Marcasse avait depuis quelque temps une idée fixe ; il pensait qu’Edmée avait été assassinée par Jean de Mauprat. Cela pouvait être ; mais comme je n’avais à cet égard aucune probabilité à faire valoir, je lui imposai silence dès qu’il m’en parla. Il ne me convenait pas de chercher à me disculper aux dépens d’autrui. Quoique Jean de Mauprat fût capable de tout, il était possible que la pensée ne lui fût jamais venue de commettre ce crime ; et n’ayant pas entendu parler de lui depuis plus de six semaines, il me semblait qu’il y aurait eu de la lâcheté à l’inculper.
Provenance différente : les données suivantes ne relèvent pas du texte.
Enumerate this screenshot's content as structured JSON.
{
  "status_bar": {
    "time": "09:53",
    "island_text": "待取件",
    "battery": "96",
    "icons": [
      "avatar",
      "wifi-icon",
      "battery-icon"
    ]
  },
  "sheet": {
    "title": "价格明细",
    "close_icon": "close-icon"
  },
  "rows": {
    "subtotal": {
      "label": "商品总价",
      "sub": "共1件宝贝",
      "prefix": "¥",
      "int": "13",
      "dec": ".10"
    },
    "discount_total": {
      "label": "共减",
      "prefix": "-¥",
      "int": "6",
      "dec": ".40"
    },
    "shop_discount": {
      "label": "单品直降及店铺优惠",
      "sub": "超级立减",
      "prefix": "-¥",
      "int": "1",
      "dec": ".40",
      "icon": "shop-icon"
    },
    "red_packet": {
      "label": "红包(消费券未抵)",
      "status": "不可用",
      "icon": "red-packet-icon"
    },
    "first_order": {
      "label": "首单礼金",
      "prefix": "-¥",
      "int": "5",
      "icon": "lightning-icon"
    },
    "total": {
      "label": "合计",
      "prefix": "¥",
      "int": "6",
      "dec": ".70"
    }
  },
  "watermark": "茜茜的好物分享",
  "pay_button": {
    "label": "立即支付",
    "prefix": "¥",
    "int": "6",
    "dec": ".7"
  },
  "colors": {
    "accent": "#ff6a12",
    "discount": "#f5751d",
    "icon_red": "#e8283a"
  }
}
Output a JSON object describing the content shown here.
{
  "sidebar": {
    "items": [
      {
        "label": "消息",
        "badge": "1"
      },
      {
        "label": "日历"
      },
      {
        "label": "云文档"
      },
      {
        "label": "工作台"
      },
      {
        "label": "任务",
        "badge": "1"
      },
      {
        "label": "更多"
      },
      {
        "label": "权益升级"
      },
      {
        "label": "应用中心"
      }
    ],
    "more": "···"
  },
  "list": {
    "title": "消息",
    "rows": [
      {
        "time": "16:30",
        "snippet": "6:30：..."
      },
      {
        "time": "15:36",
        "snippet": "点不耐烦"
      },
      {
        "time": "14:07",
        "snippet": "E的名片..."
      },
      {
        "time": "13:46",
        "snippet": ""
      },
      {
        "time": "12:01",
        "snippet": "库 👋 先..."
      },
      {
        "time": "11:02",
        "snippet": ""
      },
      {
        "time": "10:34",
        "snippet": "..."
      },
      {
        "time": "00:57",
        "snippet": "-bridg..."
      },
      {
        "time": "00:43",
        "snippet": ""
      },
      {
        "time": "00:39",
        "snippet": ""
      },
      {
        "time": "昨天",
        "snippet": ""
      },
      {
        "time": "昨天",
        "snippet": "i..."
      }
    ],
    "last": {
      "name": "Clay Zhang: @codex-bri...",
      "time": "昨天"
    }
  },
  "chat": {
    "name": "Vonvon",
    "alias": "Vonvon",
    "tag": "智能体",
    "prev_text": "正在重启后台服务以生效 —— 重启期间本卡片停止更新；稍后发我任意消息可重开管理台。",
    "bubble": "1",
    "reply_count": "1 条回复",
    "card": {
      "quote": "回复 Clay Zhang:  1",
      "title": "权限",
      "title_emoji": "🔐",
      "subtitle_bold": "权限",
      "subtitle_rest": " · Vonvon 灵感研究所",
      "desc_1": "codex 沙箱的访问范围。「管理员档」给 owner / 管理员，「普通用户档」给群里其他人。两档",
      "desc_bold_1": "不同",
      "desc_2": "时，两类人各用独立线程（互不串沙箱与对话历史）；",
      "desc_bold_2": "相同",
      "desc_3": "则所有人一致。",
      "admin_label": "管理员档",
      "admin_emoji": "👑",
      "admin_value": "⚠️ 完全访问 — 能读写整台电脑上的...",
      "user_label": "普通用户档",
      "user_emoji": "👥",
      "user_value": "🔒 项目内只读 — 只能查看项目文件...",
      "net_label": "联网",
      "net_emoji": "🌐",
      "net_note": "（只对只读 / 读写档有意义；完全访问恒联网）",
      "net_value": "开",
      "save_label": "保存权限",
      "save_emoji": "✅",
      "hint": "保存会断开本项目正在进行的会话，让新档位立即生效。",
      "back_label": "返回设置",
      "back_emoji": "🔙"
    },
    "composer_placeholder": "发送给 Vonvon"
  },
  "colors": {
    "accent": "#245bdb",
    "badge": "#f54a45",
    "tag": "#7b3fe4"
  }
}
Je persistais à croire qu’un des chasseurs de la battue avait tiré sur Edmée par mégarde, et qu’un sentiment de crainte et de honte l’empêchait d’avouer son malheur. Marcasse eut le courage d’aller voir tous ceux qui avaient pris part à cette chasse et de les supplier, avec toute l’éloquence dont le ciel l’avait doué, de ne pas craindre le châtiment d’un meurtre involontaire, et de ne pas laisser charger un innocent à leur place. Toutes ces démarches furent sans résultat, et les réponses d’aucun des chasseurs ne purent laisser à mon pauvre ami l’espérance de trouver là une révélation du mystère qui nous enveloppait.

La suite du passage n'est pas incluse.